In a letter to EU foreign policy chief Catherine Ashton, early Tuesday (30 March) the human rights watchdog called on her to condemn the Belarussian executions, in which two men were shot, and to step up the campaign for an international moratorium on the death penalty.
"The death penalty has not been mentioned on a regular basis in high-level [EU] political statements and the deafening silence after the executions in Belarus has made the issue of the death penalty look even less like a priority," said Nicolas Beger, the director of Amnesty International's EU office.
The group said that hoped Ms Ashton would make abolition of the death penalty one of "top priorities" of the External Action Service, the EU's new diplomatic corps.
By the afternoon, the high representative's office had put out a policy statement on Belarus, expressing "grave concern" at the harassment of journalists, NGOs and opposition groups. The statement also said the EU "deplores" the execution of the two men.
However, Amnesty's David Nicholls, the group's officer dealing with EU foreign policy, told EUobserver that the wording was "buried amid a very broad statement in the third paragraph, on the second page."
"We are very worried about the way the EU at the moment is dealing with cases like this, when Brussels used to be much stronger. The statement didn't even mention the two men by name."
"It's clear there is an institutional confusion at the moment and in many cases leading to inaction at both the EU level and in [foreign] delegations," he continued.

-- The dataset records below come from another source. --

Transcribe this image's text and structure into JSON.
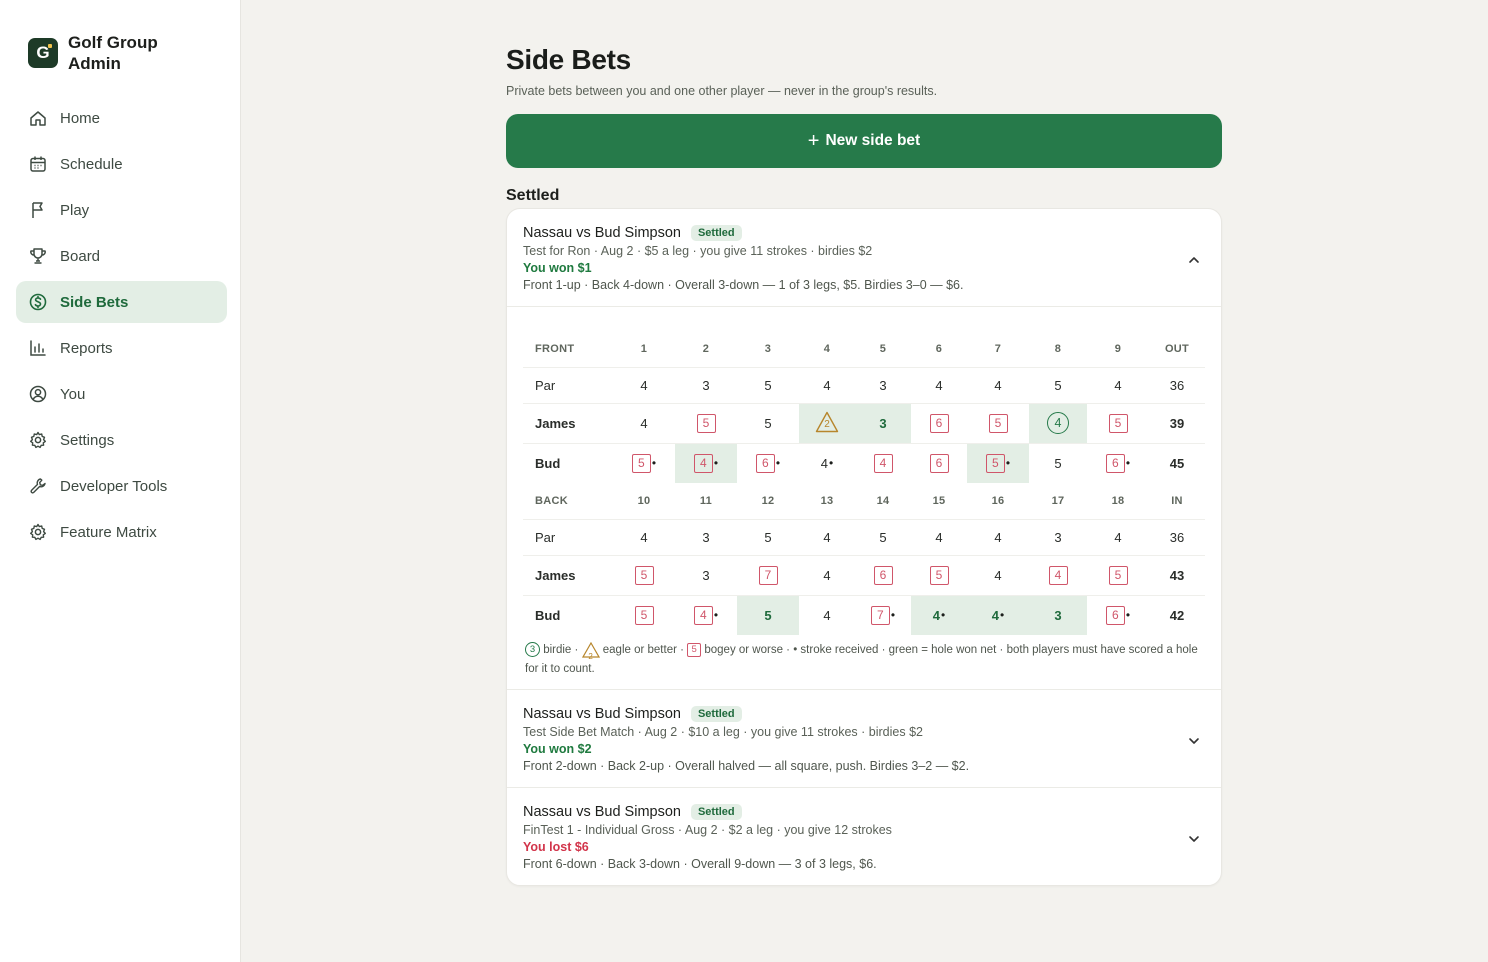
{
  "app": {
    "brand_letter": "G",
    "brand_name": "Golf Group Admin"
  },
  "sidebar": {
    "items": [
      {
        "label": "Home",
        "icon": "home-icon"
      },
      {
        "label": "Schedule",
        "icon": "calendar-icon"
      },
      {
        "label": "Play",
        "icon": "flag-icon"
      },
      {
        "label": "Board",
        "icon": "trophy-icon"
      },
      {
        "label": "Side Bets",
        "icon": "dollar-icon",
        "active": true
      },
      {
        "label": "Reports",
        "icon": "bar-chart-icon"
      },
      {
        "label": "You",
        "icon": "user-icon"
      },
      {
        "label": "Settings",
        "icon": "gear-icon"
      },
      {
        "label": "Developer Tools",
        "icon": "wrench-icon"
      },
      {
        "label": "Feature Matrix",
        "icon": "gear-icon"
      }
    ]
  },
  "page": {
    "title": "Side Bets",
    "subtitle": "Private bets between you and one other player — never in the group's results.",
    "new_bet_label": "New side bet",
    "section_title": "Settled"
  },
  "bets": [
    {
      "title": "Nassau vs Bud Simpson",
      "badge": "Settled",
      "meta": "Test for Ron · Aug 2 · $5 a leg · you give 11 strokes · birdies $2",
      "result": "You won $1",
      "summary": "Front 1-up · Back 4-down · Overall 3-down — 1 of 3 legs, $5. Birdies 3–0 — $6."
    },
    {
      "title": "Nassau vs Bud Simpson",
      "badge": "Settled",
      "meta": "Test Side Bet Match · Aug 2 · $10 a leg · you give 11 strokes · birdies $2",
      "result": "You won $2",
      "summary": "Front 2-down · Back 2-up · Overall halved — all square, push. Birdies 3–2 — $2."
    },
    {
      "title": "Nassau vs Bud Simpson",
      "badge": "Settled",
      "meta": "FinTest 1 - Individual Gross · Aug 2 · $2 a leg · you give 12 strokes",
      "result": "You lost $6",
      "summary": "Front 6-down · Back 3-down · Overall 9-down — 3 of 3 legs, $6."
    }
  ],
  "scorecard": {
    "front": {
      "label": "FRONT",
      "holes": [
        "1",
        "2",
        "3",
        "4",
        "5",
        "6",
        "7",
        "8",
        "9"
      ],
      "total_label": "OUT",
      "par": {
        "label": "Par",
        "values": [
          "4",
          "3",
          "5",
          "4",
          "3",
          "4",
          "4",
          "5",
          "4"
        ],
        "total": "36"
      },
      "players": [
        {
          "name": "James",
          "total": "39",
          "cells": [
            {
              "v": "4"
            },
            {
              "v": "5",
              "t": "bogey"
            },
            {
              "v": "5"
            },
            {
              "v": "2",
              "t": "eagle",
              "win": true
            },
            {
              "v": "3",
              "t": "green",
              "win": true
            },
            {
              "v": "6",
              "t": "bogey"
            },
            {
              "v": "5",
              "t": "bogey"
            },
            {
              "v": "4",
              "t": "birdie",
              "win": true
            },
            {
              "v": "5",
              "t": "bogey"
            }
          ]
        },
        {
          "name": "Bud",
          "total": "45",
          "cells": [
            {
              "v": "5",
              "t": "bogey",
              "dot": true
            },
            {
              "v": "4",
              "t": "bogey",
              "dot": true,
              "win": true
            },
            {
              "v": "6",
              "t": "bogey",
              "dot": true
            },
            {
              "v": "4",
              "dot": true
            },
            {
              "v": "4",
              "t": "bogey"
            },
            {
              "v": "6",
              "t": "bogey"
            },
            {
              "v": "5",
              "t": "bogey",
              "dot": true,
              "win": true
            },
            {
              "v": "5"
            },
            {
              "v": "6",
              "t": "bogey",
              "dot": true
            }
          ]
        }
      ]
    },
    "back": {
      "label": "BACK",
      "holes": [
        "10",
        "11",
        "12",
        "13",
        "14",
        "15",
        "16",
        "17",
        "18"
      ],
      "total_label": "IN",
      "par": {
        "label": "Par",
        "values": [
          "4",
          "3",
          "5",
          "4",
          "5",
          "4",
          "4",
          "3",
          "4"
        ],
        "total": "36"
      },
      "players": [
        {
          "name": "James",
          "total": "43",
          "cells": [
            {
              "v": "5",
              "t": "bogey"
            },
            {
              "v": "3"
            },
            {
              "v": "7",
              "t": "bogey"
            },
            {
              "v": "4"
            },
            {
              "v": "6",
              "t": "bogey"
            },
            {
              "v": "5",
              "t": "bogey"
            },
            {
              "v": "4"
            },
            {
              "v": "4",
              "t": "bogey"
            },
            {
              "v": "5",
              "t": "bogey"
            }
          ]
        },
        {
          "name": "Bud",
          "total": "42",
          "cells": [
            {
              "v": "5",
              "t": "bogey"
            },
            {
              "v": "4",
              "t": "bogey",
              "dot": true
            },
            {
              "v": "5",
              "t": "green",
              "win": true
            },
            {
              "v": "4"
            },
            {
              "v": "7",
              "t": "bogey",
              "dot": true
            },
            {
              "v": "4",
              "t": "green",
              "dot": true,
              "win": true
            },
            {
              "v": "4",
              "t": "green",
              "dot": true,
              "win": true
            },
            {
              "v": "3",
              "t": "green",
              "win": true
            },
            {
              "v": "6",
              "t": "bogey",
              "dot": true
            }
          ]
        }
      ]
    },
    "legend": {
      "birdie_sample": "3",
      "birdie": "birdie ·",
      "eagle_sample": "2",
      "eagle": "eagle or better ·",
      "bogey_sample": "5",
      "rest": "bogey or worse · • stroke received · green = hole won net · both players must have scored a hole for it to count."
    }
  },
  "colors": {
    "accent": "#267a4a",
    "active_nav_bg": "#e3eee5",
    "bogey": "#d0566a",
    "eagle": "#b7862c",
    "lost": "#d2344a"
  }
}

"Of course there will be a transition period between the old, rotating EU presidency and the new high representative position and External Action Service, just so long as this transition period doesn't last two years, as some people have been talking about."
Maja Kocijancic, spokeswoman for Ms Ashton, said: "This is the first I've heard of such worries. The system is still in place. There are of course some changes, but we aim for them to be as smooth as possible, and in this case, the delegation on the ground was particularly active."
The two men who were executed were the last two individuals on death row in the country and were sentenced last year for a pair of murders, committed separately.
Their families were not informed of the executions, and only found that their relatives had been killed when one mother went to deliver a food parcel and was informed of the executions.
Their names were Andrei Zhuk and Vasily Yuzepchuk.